海外展開は、中国と東南アジアに注力しています。うちは企業規模からいって、出られる範囲は限られます。今成長しているのは、アジア、アフリカ、南米。たぶん南米をやろうとすると米国に強い基盤がないと攻められないですし、アフリカをやるためには欧州に強い基盤が必要です。ということで、中国と東南アジアになります。まだグローバル企業ではなく、リージョナル企業でしょうか(笑)。

一方、成熟市場として先進国マーケットはどう攻めればよいのかというと、大量生産・大量消費の食べ物ではなく、ワインやコーヒー、チョコレートといった、より深い知識が必要で、強いこだわりの対象となる食べ物や飲み物でしょう。先進国では収入の多い人が増え、そういう人がたしなむ嗜好品は、成長の可能性が高いマーケットです。

ただ、うちとしては嗜好品のゾーンは、取り組み例がまだ少ないですね。そんな中でも評価されているのが「卵を味わうマヨネーズ」です。こういった商品は会社の数字で見るとごくわずかで、なかなか力が入りにくいのですが、価値が高く、意味があります。ピラミッドのてっぺんではありませんが、プレミアム商品として、特に先進国マーケット向けとしては大事に育てていくべきものです。

先進国マーケットの攻め方は、もう一つあります。食の機能性です。今、ただの長寿ではなく、健康で人生を全うする健康長寿が求められています。食品企業としては、こうした社会課題に対するソリューションを提供することで、貢献していきます。特にうちでは、卵のたんぱく質のさらなる解明や減塩の研究といった課題に取り組んでいきたいと思っています。

中島周(なかしま あまね)
1959年生まれ。1983年早稲田大学政治経済学部卒業。
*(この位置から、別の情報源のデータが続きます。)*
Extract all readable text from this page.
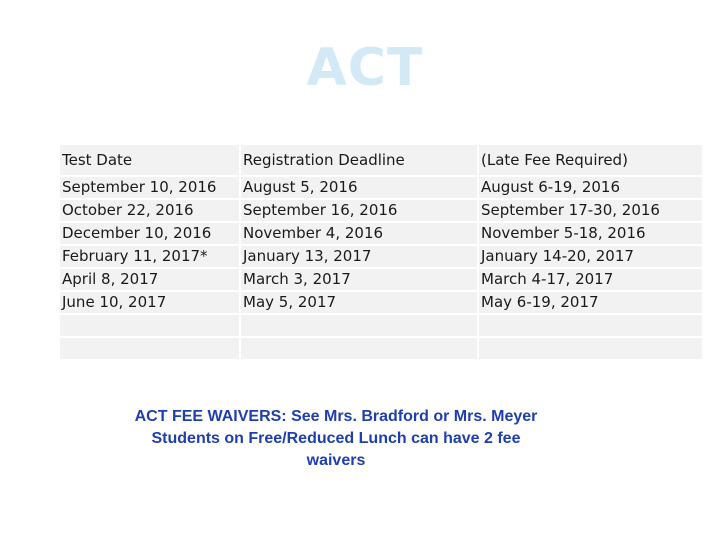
ACT
Test Date	Registration Deadline	(Late Fee Required)
September 10, 2016	August 5, 2016	August 6-19, 2016
October 22, 2016	September 16, 2016	September 17-30, 2016
December 10, 2016	November 4, 2016	November 5-18, 2016
February 11, 2017*	January 13, 2017	January 14-20, 2017
April 8, 2017	March 3, 2017	March 4-17, 2017
June 10, 2017	May 5, 2017	May 6-19, 2017
ACT FEE WAIVERS: See Mrs. Bradford or Mrs. Meyer
Students on Free/Reduced Lunch can have 2 fee
waivers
1983年日本興業銀行(現みずほ銀行)入行、1989年米国コーネル大学経営大学院修了、1993年同行退職。1993年中島董商店入社、1997年キユーピー取締役、2005年同常務CSR担当、2010年中島董商店社長(現任)、2014年キユーピー専務 ブランド・コンプライアンス担当、2016年同会長 ブランド・コンプライアンス担当(現任)。